Uno quisiera creer que es fácil distinguir a un detective, uno real, por el aura romántica que lo envuelve.
Qué va. Ni sombrero Fedora calado hasta las orejas, ni gabardina, ni un mísero cigarrillo colgando de la punta de los labios. Y cuando, además, cae una ligera lluvia como la de este momento y uno se encuentra enfundado en la misma ropa del día anterior —pantalones de pana desgastados, zapatos de gamuza, playera sin planchar y chamarra de la Universidad Nacional—, pareciera que el meterse a esto de detective es opción sólo cuando las chambas de taxista o de taquero no dieron resultado. Ni whisky en la bolsa de la chamarra. Ni una rubia misteriosa detrás de tu único caso.
Hacer la guardia frente a una vecindad tepiteña. El vocho a la vista. Esperar la señal de que el caso está cerrado, lluvia y todo. Eso te define. Un miserable día de trabajo. Como para que pasara un encuestador de ésos de la tele y preguntara: ¿Y usted, es población económicamente activa? Claro. ¿Y a qué se dedica? Yo, a detective, ¿qué no ve? Ah sí, claro, usted disculpe, se me peló su aura romántica.
Saco de la bolsa trasera de mi pantalón la foto de la Lágrima del Buda.
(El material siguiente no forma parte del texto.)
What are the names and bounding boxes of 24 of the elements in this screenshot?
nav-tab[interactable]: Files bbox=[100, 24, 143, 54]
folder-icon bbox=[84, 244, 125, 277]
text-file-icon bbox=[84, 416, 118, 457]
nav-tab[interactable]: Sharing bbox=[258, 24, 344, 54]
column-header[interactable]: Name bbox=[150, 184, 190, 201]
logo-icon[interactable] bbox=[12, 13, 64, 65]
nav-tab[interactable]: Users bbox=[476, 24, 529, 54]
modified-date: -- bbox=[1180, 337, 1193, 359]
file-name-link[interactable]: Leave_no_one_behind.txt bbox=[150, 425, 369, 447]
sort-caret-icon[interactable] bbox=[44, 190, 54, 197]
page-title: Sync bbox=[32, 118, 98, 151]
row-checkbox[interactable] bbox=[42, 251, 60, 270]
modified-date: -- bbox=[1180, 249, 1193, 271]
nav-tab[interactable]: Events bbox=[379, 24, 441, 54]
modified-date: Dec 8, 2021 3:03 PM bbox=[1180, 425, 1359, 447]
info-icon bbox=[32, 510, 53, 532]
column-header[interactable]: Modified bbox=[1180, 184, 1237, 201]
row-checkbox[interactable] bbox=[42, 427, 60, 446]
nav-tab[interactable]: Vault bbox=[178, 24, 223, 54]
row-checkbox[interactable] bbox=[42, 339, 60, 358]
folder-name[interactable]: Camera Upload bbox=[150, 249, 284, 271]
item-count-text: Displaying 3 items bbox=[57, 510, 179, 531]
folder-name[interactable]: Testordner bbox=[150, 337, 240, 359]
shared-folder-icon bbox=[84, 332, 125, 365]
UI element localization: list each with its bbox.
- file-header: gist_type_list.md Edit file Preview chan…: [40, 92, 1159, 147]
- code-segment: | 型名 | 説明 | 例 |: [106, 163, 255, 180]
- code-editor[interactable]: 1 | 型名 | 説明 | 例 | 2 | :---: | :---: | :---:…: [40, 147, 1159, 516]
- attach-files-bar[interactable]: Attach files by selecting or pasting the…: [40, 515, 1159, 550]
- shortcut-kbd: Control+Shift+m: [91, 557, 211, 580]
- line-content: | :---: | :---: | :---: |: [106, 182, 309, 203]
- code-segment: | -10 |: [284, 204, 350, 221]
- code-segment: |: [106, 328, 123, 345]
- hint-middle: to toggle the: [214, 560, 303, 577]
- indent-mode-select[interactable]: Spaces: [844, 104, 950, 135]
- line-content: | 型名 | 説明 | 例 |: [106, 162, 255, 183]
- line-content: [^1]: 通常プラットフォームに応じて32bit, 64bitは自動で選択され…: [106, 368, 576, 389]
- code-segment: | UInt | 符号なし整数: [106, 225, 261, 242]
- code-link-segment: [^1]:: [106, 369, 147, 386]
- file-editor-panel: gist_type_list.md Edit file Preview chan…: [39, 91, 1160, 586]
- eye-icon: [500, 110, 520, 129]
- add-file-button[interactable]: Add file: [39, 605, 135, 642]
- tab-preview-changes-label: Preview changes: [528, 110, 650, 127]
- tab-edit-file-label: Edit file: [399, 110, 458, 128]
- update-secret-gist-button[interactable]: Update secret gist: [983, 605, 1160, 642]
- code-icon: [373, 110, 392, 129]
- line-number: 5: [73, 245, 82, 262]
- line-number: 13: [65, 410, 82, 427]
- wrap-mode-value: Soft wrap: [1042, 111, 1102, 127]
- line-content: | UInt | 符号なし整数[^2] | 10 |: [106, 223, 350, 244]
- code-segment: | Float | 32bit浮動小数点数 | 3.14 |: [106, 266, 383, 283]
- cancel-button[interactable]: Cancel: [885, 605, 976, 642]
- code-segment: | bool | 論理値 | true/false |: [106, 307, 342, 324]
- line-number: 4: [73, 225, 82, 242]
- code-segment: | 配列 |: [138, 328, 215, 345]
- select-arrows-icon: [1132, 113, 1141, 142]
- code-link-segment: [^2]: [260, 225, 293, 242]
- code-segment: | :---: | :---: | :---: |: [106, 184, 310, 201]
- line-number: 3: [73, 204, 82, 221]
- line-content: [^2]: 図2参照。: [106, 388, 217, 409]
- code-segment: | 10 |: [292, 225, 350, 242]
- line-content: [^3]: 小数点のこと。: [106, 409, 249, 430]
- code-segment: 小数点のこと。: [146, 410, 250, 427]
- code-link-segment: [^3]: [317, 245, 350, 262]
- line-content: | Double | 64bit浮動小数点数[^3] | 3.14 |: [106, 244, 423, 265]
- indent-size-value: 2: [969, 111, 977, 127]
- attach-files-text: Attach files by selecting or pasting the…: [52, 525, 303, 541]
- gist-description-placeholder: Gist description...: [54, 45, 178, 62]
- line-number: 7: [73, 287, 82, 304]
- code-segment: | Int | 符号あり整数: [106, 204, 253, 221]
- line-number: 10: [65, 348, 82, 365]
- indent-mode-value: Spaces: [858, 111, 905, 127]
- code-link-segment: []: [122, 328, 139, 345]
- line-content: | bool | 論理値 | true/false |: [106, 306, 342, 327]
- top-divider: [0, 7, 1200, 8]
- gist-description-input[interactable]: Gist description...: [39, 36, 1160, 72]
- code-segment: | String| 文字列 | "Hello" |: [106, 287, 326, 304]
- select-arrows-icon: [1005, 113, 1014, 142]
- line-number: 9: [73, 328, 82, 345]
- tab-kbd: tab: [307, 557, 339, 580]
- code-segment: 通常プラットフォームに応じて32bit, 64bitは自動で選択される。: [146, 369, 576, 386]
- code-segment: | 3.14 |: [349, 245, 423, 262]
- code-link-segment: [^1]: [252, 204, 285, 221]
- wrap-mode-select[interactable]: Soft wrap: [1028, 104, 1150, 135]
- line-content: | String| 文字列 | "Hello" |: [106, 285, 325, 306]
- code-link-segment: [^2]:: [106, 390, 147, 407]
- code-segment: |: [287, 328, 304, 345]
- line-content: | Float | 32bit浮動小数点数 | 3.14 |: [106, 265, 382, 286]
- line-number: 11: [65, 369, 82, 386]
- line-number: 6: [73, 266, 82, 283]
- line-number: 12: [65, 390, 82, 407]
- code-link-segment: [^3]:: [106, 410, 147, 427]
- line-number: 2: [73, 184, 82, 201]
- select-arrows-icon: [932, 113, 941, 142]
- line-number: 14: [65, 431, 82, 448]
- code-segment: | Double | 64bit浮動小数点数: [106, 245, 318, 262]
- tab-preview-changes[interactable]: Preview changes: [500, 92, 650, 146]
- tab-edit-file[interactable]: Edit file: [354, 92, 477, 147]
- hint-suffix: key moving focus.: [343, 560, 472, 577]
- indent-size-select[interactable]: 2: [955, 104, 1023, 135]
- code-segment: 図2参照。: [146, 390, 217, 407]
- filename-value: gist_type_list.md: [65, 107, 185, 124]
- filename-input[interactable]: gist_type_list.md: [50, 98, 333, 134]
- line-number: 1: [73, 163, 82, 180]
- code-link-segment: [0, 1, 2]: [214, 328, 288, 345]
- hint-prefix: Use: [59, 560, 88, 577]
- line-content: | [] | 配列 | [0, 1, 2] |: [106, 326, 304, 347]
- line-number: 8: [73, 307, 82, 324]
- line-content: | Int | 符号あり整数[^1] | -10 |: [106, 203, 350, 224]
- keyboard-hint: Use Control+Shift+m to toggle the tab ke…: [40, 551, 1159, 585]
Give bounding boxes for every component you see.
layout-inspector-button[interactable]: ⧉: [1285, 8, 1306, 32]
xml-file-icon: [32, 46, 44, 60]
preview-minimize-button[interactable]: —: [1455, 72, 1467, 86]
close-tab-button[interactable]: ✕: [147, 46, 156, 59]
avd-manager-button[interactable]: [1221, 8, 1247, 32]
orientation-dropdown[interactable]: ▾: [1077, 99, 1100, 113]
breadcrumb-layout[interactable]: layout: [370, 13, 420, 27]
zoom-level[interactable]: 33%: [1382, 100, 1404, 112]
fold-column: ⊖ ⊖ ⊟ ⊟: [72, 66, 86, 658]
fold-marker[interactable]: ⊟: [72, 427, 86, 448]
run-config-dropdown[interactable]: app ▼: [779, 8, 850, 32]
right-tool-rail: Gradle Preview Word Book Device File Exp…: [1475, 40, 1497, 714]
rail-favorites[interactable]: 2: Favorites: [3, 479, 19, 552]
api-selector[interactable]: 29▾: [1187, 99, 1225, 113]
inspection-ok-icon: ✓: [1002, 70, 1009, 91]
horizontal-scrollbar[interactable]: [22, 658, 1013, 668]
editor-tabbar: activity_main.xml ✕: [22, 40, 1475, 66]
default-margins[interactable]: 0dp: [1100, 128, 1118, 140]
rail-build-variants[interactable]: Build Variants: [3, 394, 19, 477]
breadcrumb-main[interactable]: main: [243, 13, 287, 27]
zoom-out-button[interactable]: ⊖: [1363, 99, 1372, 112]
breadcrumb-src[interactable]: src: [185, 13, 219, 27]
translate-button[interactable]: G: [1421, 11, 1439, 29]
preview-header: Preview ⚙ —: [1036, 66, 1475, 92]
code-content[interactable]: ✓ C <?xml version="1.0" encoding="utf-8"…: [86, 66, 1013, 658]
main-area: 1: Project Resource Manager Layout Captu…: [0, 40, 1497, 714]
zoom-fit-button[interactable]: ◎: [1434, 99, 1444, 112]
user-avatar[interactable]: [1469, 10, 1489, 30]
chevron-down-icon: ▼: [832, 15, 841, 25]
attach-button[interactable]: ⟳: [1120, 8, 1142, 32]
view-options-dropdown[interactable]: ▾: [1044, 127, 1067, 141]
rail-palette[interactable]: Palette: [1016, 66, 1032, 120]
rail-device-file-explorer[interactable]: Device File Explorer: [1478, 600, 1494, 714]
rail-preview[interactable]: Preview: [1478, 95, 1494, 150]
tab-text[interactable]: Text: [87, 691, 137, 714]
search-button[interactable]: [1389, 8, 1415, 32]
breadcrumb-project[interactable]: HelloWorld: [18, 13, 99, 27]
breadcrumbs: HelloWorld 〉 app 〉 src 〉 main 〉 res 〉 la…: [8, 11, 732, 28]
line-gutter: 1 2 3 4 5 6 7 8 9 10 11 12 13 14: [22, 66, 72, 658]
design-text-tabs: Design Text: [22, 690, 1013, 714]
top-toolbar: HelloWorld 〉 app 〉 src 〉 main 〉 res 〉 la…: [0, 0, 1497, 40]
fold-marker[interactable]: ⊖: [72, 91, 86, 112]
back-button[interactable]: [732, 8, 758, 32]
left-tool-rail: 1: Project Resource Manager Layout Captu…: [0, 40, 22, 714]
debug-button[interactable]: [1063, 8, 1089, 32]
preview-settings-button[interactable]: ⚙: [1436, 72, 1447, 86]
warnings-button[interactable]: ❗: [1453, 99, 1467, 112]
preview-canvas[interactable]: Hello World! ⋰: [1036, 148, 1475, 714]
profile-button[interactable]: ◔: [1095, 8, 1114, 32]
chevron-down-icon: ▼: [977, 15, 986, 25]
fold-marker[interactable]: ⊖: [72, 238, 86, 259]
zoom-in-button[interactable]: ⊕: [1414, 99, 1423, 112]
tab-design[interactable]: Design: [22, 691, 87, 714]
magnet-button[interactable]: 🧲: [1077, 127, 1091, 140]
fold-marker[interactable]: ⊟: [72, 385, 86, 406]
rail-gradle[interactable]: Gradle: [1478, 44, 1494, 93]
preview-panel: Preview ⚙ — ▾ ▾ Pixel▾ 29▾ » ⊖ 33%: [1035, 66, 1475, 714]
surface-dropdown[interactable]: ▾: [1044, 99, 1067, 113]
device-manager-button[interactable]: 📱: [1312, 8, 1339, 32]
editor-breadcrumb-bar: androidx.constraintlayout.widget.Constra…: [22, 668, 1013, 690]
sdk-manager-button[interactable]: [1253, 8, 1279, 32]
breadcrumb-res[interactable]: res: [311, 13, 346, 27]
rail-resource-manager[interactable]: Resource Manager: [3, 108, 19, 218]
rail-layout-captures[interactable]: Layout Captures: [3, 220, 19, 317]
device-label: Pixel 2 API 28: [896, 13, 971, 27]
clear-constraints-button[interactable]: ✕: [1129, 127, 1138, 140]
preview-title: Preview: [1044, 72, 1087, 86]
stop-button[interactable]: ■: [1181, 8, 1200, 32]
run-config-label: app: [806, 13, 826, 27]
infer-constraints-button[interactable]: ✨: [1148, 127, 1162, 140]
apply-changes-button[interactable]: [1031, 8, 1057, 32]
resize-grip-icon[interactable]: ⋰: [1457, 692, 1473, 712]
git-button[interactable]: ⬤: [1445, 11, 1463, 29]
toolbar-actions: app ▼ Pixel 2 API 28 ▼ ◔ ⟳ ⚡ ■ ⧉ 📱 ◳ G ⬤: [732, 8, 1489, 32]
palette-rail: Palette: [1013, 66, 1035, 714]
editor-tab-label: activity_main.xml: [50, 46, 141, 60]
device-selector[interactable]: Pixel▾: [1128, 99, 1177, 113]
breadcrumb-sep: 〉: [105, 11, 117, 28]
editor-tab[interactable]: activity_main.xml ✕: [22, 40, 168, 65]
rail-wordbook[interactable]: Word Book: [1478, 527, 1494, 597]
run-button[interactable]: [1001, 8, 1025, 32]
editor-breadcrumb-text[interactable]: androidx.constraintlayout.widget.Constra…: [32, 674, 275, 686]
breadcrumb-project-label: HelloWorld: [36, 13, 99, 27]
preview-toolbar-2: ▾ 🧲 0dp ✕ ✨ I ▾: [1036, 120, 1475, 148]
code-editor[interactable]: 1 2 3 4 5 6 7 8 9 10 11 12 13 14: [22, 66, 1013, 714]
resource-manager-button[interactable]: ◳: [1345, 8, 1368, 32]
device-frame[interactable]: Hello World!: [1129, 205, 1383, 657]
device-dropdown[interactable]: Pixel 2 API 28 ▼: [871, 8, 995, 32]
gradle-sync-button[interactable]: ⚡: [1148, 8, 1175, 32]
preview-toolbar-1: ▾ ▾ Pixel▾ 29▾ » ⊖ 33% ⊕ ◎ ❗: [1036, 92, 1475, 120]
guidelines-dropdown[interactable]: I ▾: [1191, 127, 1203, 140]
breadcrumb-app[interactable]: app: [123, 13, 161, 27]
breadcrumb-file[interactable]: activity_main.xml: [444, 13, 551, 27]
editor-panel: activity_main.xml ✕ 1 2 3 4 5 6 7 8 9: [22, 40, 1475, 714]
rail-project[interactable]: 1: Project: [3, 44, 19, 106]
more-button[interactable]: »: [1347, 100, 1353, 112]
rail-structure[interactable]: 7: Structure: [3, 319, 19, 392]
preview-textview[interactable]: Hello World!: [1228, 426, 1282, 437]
Y suspiro. Si todo sale bien, en dos horas estoy con el patrón, en tres con mi vieja, a’istá lo de la méndiga fiesta de quince años de la Beba, pa’ que dejen de estar fregando, en cuatro sentándome a la computadora, la página en blanco —la pantalla en blanco— y en cinco, dándome vuelo en la tecleada.
Suena el celular, mi celular que ni mío es sino del señor Kosta. “Para que estemos en constante comunicación, profesor.” Y no, tampoco hay pistola en la sobaquera ni nada. Con lo caras que están las balas.
—Señor Kosta.
—Profesor. ¿Tiene noticias?
—No. Pero estamos a punto. Si todo sale bien… si todo sale bien…
No me lo esperaba, la verdad. Antes de las ocho de la mañana no hay venta. O casi nunca. Y el individuo que acaba de entrar a la vecindad…
—¿Pasa algo, profesor?
—Yo le llamo en un ratito, señor Kosta.
A tan temprana hora es imposible, pienso, que alguien entre a comprar droga, fayuca, yombina, pornografía. Pero no puede ser más que un cliente, a pesar del gran abrigo negro. O quién sabe. A ver si no resulta que habemos varios tras la misma cosa.
Sigo con la mirada puesta en las puertas y ventanas de la vecindad, en el piso superior, donde se supone que está la Lágrima del Buda. Tengo un mal presentimiento. Mis judas tendrían que dar la cara para hacerme ver que hay problema. Si hay problema, claro. Pero, a estas alturas, ya tendría que oírse el alboroto.
Abro la puerta del vocho y saco uno de mis libros. Me pongo a leer, como si con eso pudiera ahuyentar el mal presagio. Algún detective en alguna novela hará lo mismo, pienso para consolarme, aunque se le pringuen las hojas de minúsculas gotitas de lluvia y se le apague el cigarrillo que (se supone) le cuelga de la orilla de los labios. Algún detective. Richard Madden, por ejemplo.
Cierro el libro. Miro mi reloj. Ya se retrasaron. A esta hora ya debería haber empezado el escandalazo. Saco el estado de cuenta de la tarjeta de crédito para seguirlo estudiando. ¿Doscientos cuarenta y ocho nuevos pesos de un desayuno en el Vips? Saco la pluma y lo subrayo, igual que hice con los ciento treinta del Suburbia, yo sobándome el lomo en el trabajo y ustedes dándose vida de reinas, Olivia, no hay que ser.
Entonces, inicia el argüende. Se alcanza a escuchar el relajo hasta mi esquina. Pienso en mis judas haciendo su chamba para crear la confusión. Aviento el libro al interior del vocho. Espero su señal.
Y espero.
Y espero.
En vez de aparecer cualquiera de los tres que tengo pagados para decirme que puedo entrar, subir las escaleras, abrir la puerta, señorita, usted tiene algo que le pertenece a mi patrón, démelo y nadie saldrá lastimado, tonterías de script pues, que ni a pistola llego, surge por la ventana el cliente, el de la facha de cliente, su gran abrigo negro. Que se asoma. Que mide la altura. Que se descuelga hasta la calle. Que se echa a correr por todo el eje. Y yo, como un imbécil, con un estado de cuenta lleno de anotaciones entre las manos, sin haberle podido ver la cara, siquiera. La verdad, no me imagino ni a Hammer ni a Spade ni a Marlowe subiéndose a un vocho a la carrera y mentando madres porque la porquería de carcacha no arranca.